Startup founders coming out of the big companies in the area are definitely around. "But those are dwarfed by either college graduates that have decided a startup will be their first business venture or basically serial entrepreneurs or people that are moving here," Daugherty said.
Austin faces a typical startup-industry challenge, the pyramid effect. Most of its hundreds of startups are early-stage companies, destined to never make it to critical mass.
The city has had its fair share of companies graduating out of startup status in recent years, however. HomeAway raised $216 million in its IPO before Expedia bought it for $3.9 billion, Bazaarvoice raised $114 million when it went public, and Indeed was scooped up by Recruit Co.
Still, the vast majority of tech companies are small and will stay that way or shut down. Some business leaders think the city's culture doesn't put enough emphasis on creating successful, sustainable companies.

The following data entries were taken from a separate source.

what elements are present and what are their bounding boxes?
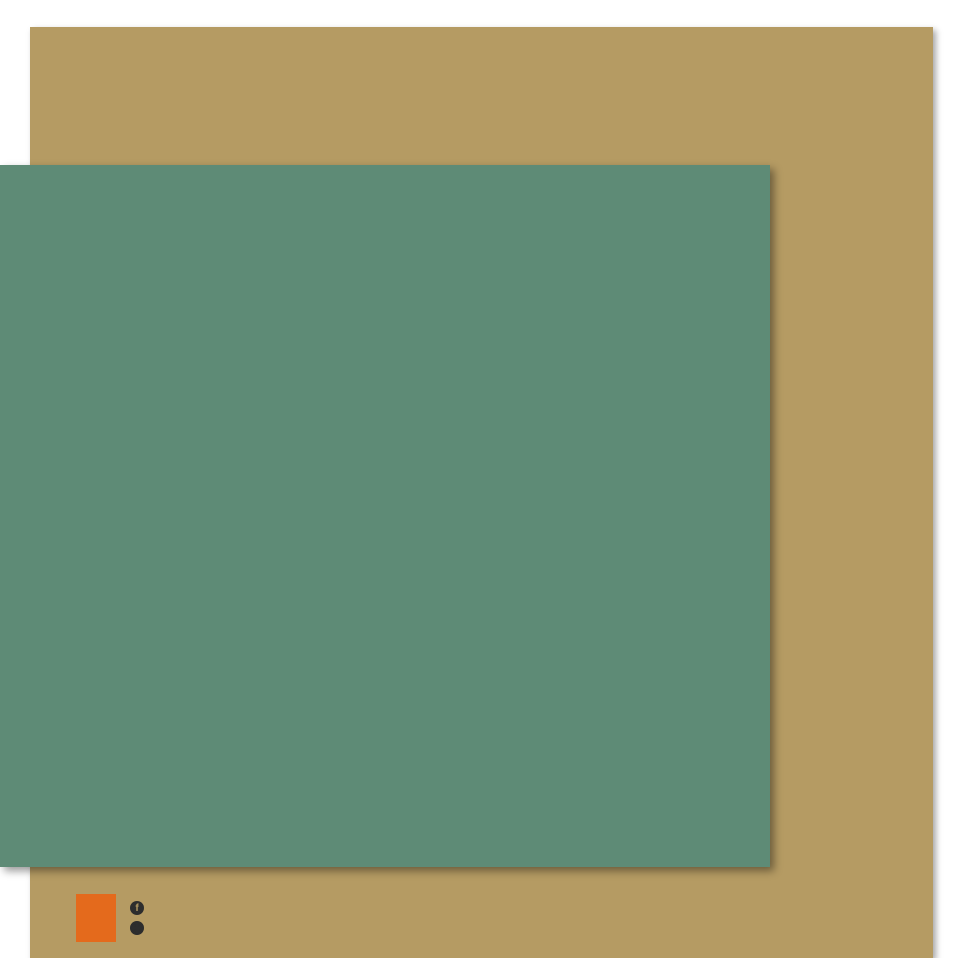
facebook-icon: f <box>130 901 144 915</box>
decorative-dots-row <box>188 102 478 118</box>
logo <box>76 894 116 942</box>
facebook-link[interactable] <box>130 898 152 918</box>
events-panel <box>0 165 770 867</box>
website-link[interactable] <box>130 918 152 938</box>
decorative-dots-grid <box>788 634 898 864</box>
globe-icon <box>130 921 144 935</box>
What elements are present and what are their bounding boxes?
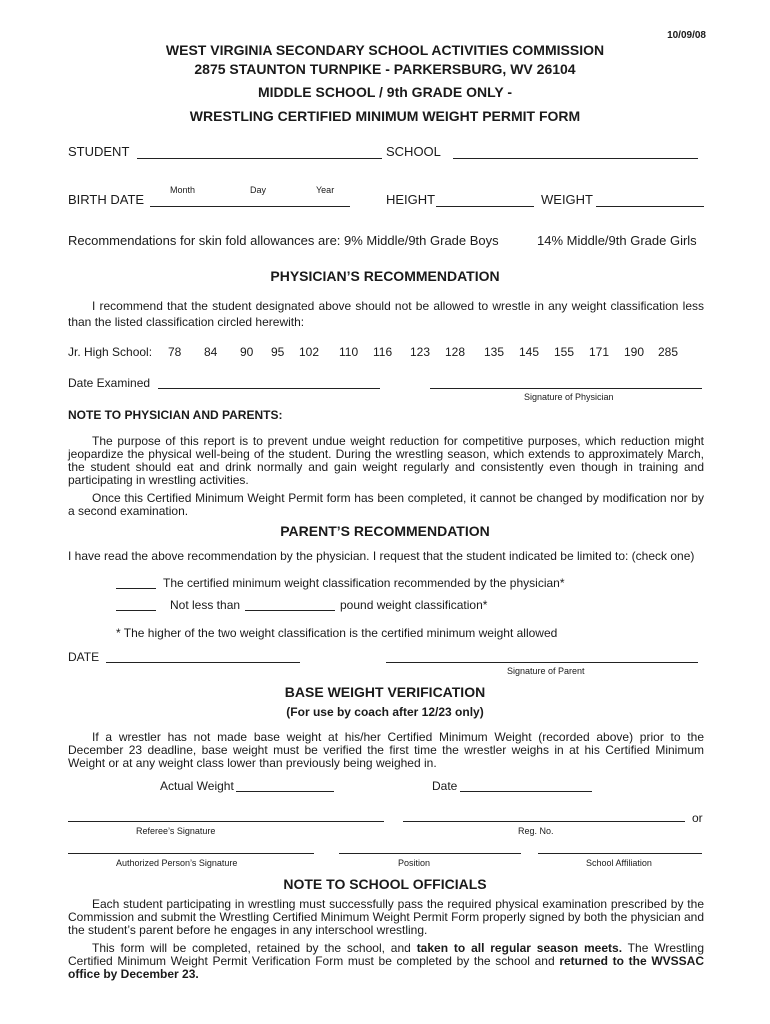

Aceable's Garrett, whose company was launched with strong support from the Capital Factory, cautioned that it's possible to overdo the networking meetings. Relying solely on community events and parties can be treacherous for a business, he said. "You can have 100 meetings, but can you do the hard work?" he said.
The entrepreneurial spirit is sometimes so strong and so celebrated in Austin that the need to expand a business can get overlooked, said Brent Bellm, CEO of e-commerce software company BigCommerce and the former president of HomeAway.
BigCommerce, with more than $150 million in funding and about 500 employees, is one of the largest startups in the area. It's important to have big successes to keep the community growing, Bellm said, pointing to the number of travel startups created by former Expedia employees.